The RLCS 2021-22 Season was the biggest RLCS season yet. The name of the game for the RLCS 2022-23 Season is refinement and giving players and fans year-over-year stability. Check out what we've kept and what's new:
- The season is divided into Fall, Winter, and Spring Splits.
- Every Split has three Regional Events. Regional Event names are now standardized and are an Open, a Cup, and an Invitational (Example: Fall Open, Fall Cup, and Fall Invitational).
- The Fall Open will have fully Open Qualifiers to fill the 16 available slots.
- For the Winter and Spring Opens, the top eight in overall points will auto-qualify and the remaining eight slots will be filled by Open Qualifiers.
- Each Cup will have eight teams qualified via overall season points, and eight additional teams will qualify via Open Qualifiers.
- Each Invitational will field that region's top 16 teams in total RLCS points.
- Every Split is capped with an in-person, 16-team International Major.
- The invite structure of Majors remains the same.
- Each Split features a different format.
- Teams earn points during Regional Events and International Majors to qualify for the Rocket League World Championship.
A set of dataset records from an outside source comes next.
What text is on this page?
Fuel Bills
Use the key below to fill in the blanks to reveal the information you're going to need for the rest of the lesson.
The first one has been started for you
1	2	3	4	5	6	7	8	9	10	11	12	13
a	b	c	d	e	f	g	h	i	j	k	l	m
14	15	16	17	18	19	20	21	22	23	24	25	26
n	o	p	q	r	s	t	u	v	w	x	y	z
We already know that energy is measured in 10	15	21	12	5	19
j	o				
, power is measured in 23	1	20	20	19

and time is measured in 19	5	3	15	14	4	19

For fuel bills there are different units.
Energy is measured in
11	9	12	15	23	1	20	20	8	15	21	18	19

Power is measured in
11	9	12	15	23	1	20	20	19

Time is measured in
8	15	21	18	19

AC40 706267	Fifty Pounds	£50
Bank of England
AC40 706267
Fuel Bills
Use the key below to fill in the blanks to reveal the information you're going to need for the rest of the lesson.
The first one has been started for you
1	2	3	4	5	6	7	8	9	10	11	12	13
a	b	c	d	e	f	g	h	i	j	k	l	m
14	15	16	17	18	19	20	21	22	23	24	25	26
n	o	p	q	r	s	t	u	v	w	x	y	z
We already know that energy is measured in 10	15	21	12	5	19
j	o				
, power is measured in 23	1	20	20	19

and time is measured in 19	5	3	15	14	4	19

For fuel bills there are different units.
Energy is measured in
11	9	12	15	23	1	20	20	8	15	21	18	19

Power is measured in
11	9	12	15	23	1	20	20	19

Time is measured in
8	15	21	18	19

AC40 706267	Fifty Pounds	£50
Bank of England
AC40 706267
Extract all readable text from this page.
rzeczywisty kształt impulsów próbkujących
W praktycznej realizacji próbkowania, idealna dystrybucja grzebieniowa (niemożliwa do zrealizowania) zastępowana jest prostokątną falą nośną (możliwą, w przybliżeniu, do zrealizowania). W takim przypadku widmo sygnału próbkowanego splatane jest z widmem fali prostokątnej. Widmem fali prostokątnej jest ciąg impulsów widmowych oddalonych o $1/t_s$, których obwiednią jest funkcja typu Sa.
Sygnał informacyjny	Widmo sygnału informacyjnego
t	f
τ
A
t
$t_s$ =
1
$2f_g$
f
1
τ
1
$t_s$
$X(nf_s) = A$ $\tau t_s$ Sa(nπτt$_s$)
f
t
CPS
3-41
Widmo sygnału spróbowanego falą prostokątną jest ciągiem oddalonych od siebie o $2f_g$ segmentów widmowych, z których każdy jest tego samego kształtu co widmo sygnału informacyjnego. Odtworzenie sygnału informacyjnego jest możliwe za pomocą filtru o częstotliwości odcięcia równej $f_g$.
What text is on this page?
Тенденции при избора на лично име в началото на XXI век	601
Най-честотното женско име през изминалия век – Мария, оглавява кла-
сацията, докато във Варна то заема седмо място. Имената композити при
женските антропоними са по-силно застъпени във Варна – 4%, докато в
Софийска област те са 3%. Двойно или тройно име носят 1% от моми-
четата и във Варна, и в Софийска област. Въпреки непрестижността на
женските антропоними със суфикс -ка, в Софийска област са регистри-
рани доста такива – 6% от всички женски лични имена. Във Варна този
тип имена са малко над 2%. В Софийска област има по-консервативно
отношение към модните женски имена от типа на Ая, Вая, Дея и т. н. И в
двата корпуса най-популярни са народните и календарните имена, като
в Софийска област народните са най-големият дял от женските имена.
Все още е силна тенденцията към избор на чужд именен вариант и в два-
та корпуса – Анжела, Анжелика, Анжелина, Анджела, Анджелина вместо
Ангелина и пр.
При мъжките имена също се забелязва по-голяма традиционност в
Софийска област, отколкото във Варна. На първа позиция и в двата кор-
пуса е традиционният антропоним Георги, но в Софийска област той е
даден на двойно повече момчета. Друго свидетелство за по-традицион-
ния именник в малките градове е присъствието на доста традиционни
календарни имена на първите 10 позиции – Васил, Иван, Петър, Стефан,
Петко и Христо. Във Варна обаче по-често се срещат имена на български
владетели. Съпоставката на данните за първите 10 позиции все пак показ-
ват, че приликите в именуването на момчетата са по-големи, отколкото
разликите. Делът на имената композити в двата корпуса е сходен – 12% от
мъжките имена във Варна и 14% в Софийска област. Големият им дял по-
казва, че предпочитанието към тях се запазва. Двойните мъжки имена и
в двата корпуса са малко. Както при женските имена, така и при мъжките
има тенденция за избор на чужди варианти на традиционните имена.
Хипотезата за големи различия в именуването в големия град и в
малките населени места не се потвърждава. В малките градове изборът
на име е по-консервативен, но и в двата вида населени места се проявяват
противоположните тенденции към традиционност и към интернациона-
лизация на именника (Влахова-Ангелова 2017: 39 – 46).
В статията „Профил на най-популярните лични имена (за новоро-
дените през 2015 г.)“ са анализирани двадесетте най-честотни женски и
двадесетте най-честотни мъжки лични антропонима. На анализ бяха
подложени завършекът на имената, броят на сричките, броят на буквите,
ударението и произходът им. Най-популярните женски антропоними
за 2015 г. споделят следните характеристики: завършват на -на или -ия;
- The amount of points earned at International Majors remains heavily weighted over Regional Events.
- Points have been adjusted to have lower totals.
- To give an idea of the change, the max amount of points a team can earn (a perfect run through Regional Events and International Majors) is 300, versus 5262 last season.
- Asia-Pacific North and Asia-Pacific South have been combined into a single Asia-Pacific (APAC) RLCS Region.
- A full ruleset will be released soon and will be found here.
In the Fall Split, a 16-team Swiss Stage will feed into an eight-team, Single-Elimination Bracket. For the Winter Split, four groups of four battle it out in a Round-Robin Group Stage to qualify for the 12-team, Single-Elimination Bracket. In the Spring Split, teams fight through a 16-team, Double-Elimination Bracket. The Rocket League World Championship format and qualification remain unchanged (APAC will still have two slots, but qualify from a single Regional League).